9TH INTERNATIONAL CONFERENCE ON APPLIED ENGINEERING AND NATURAL SCIENCES ICAENS 2026, Konya, Türkiye, 6 - 07 Nisan 2026, ss.117-123, (Tam Metin Bildiri)
Global decarbonization targets (IMO
2050, EU Euro VII, EPA 2027) mandate the phase-out of carbon-based fuels in
heavy-duty transportation. This study develops a holistic conceptual system
architecture for a hydrogen-assisted ammonia-fueled spark ignition (SI) Otto
engine that offers 100% carbon-free operation, addressing the structural
limitation of diesel engines that remain dependent on pilot fuel when operating
with low-reactivity fuels such as ammonia. The original contribution of this
study is structured around three main axes. First, it balances ammonia's low
laminar flame speed (≈ 0.07 m/s) and narrow combustion range with hydrogen's
high reactivity (≈ 2.65 m/s) through a stratified charge strategy. Second, it
controls the high-temperature conditions that inevitably result from
hydrogen-assisted combustion through the integration of water injection, cooled
exhaust gas recirculation (EGR), and turbocharging.
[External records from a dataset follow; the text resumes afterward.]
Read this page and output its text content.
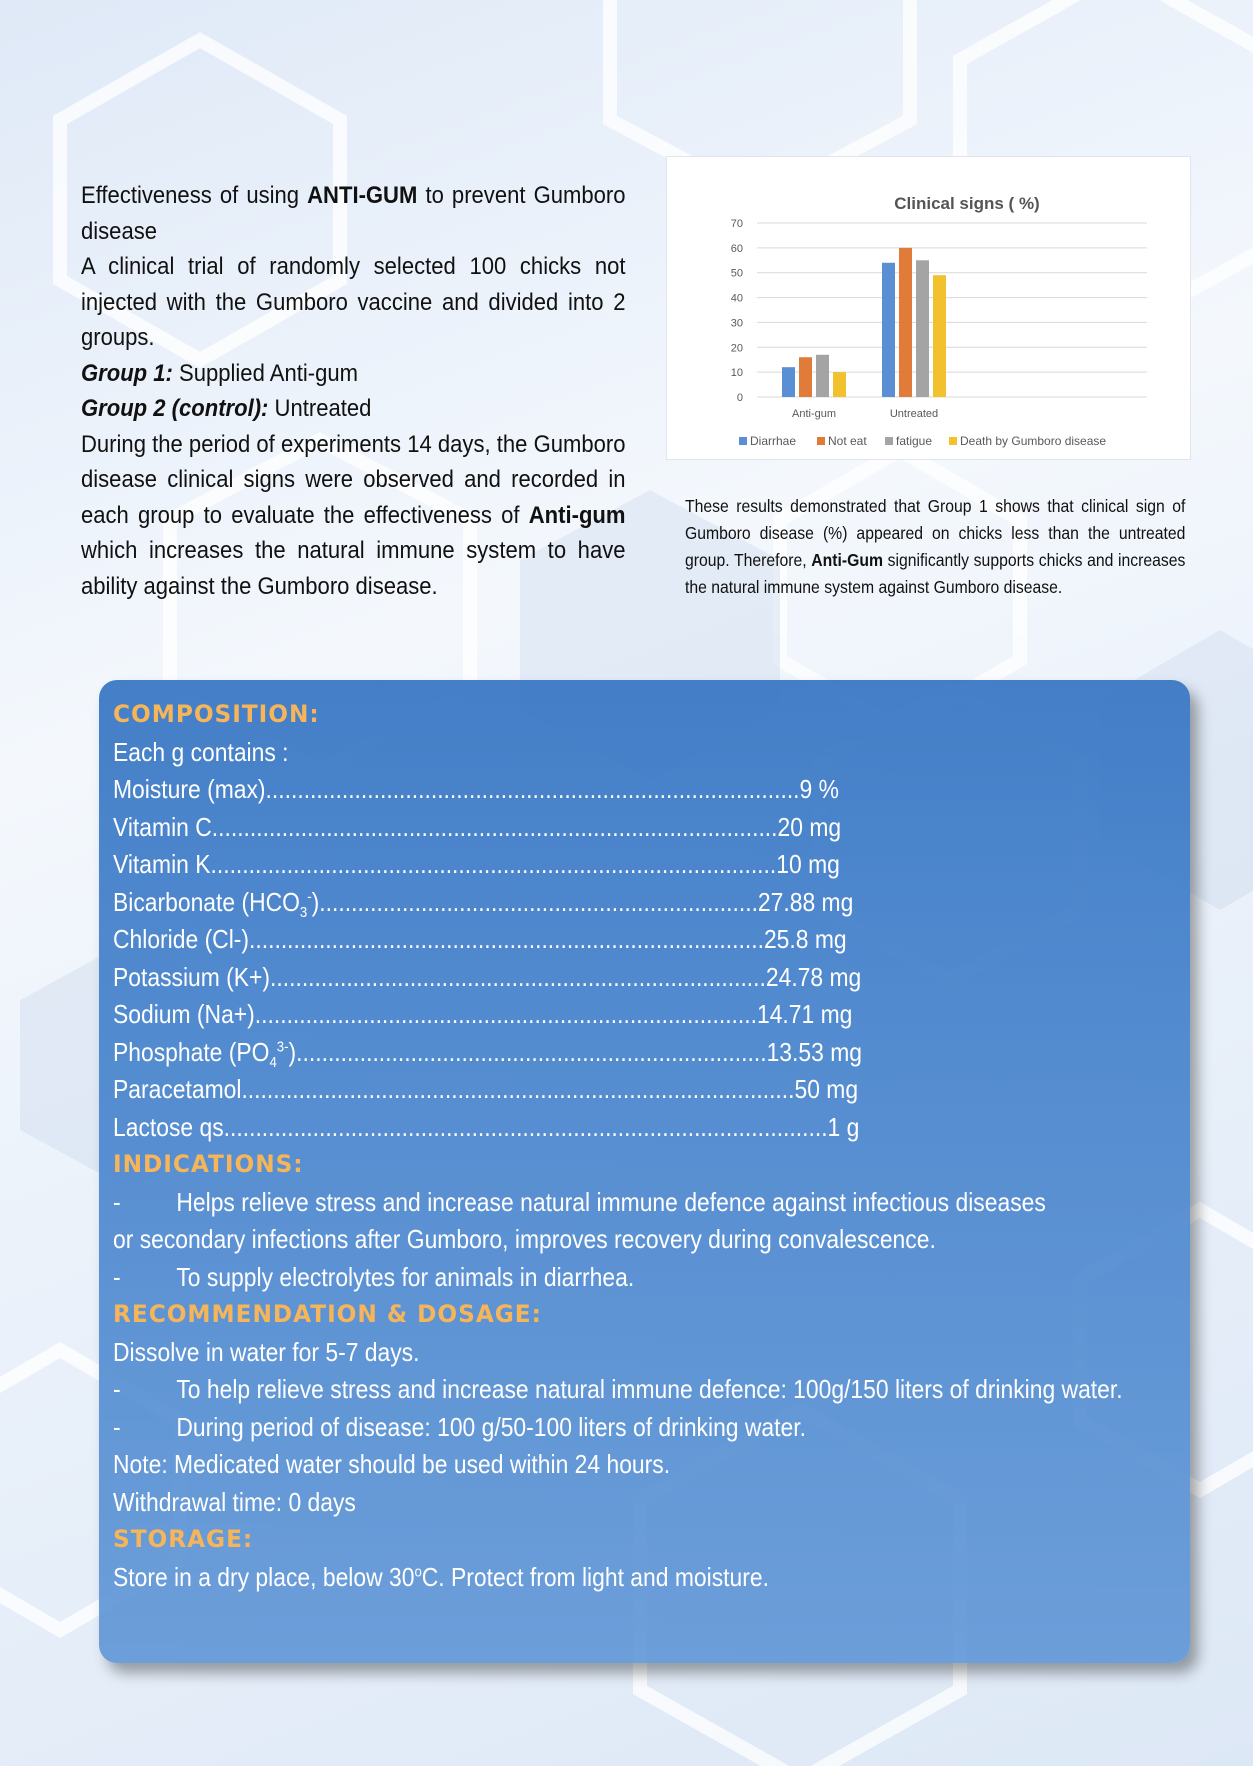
Effectiveness of using ANTI-GUM to prevent Gumboro disease

A clinical trial of randomly selected 100 chicks not injected with the Gumboro vaccine and divided into 2 groups.

Group 1: Supplied Anti-gum

Group 2 (control): Untreated

During the period of experiments 14 days, the Gumboro disease clinical signs were observed and recorded in each group to evaluate the effectiveness of Anti-gum which increases the natural immune system to have ability against the Gumboro disease.

Clinical signs ( %)
0
10
20
30
40
50
60
70
Anti-gum	Untreated
Diarrhae	Not eat fatigue Death by Gumboro disease

These results demonstrated that Group 1 shows that clinical sign of Gumboro disease (%) appeared on chicks less than the untreated group. Therefore, Anti-Gum significantly supports chicks and increases the natural immune system against Gumboro disease.

COMPOSITION:
Each g contains :
Moisture (max)....................................................................................9 %
Vitamin C.........................................................................................20 mg
Vitamin K.........................................................................................10 mg
Bicarbonate $(HCO_3^-).....................................................................27.88$ mg
Chloride (Cl-).................................................................................25.8 mg
Potassium (K+)..............................................................................24.78 mg
Sodium (Na+)...............................................................................14.71 mg
Phosphate $(PO_4^{3-})..........................................................................13.53$ mg
Paracetamol.......................................................................................50 mg
Lactose qs...............................................................................................1 g
INDICATIONS:
- Helps relieve stress and increase natural immune defence against infectious diseases or secondary infections after Gumboro, improves recovery during convalescence.
- To supply electrolytes for animals in diarrhea.
RECOMMENDATION & DOSAGE:
Dissolve in water for 5-7 days.
- To help relieve stress and increase natural immune defence: 100g/150 liters of drinking water.
- During period of disease: 100 g/50-100 liters of drinking water.
Note: Medicated water should be used within 24 hours.
Withdrawal time: 0 days
STORAGE:
Store in a dry place, below 30$^o$C. Protect from light and moisture.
While water injection
serves thermal balancing and knock suppression functions, EGR limits thermal NOx
formation, and the turbocharger compensates for ammonia's low volumetric energy
density. Third, hydrogen functions as a reactivity regulator that governs
combustion kinetics, while the interaction between ammonia slip and NOx
in the exhaust line creates an internal selective catalytic reduction (SCR)
mechanism without requiring an external reducing agent. This study presents a
system-level conceptual framework and a guiding engineering paradigm for the
carbon-free transformation of internal combustion engines in heavy-duty
transportation. The proposed architecture combines fuel preparation, combustion
modulation, thermal management, and emission control strategies within a single
integrated framework, establishing a conceptual foundation for future research.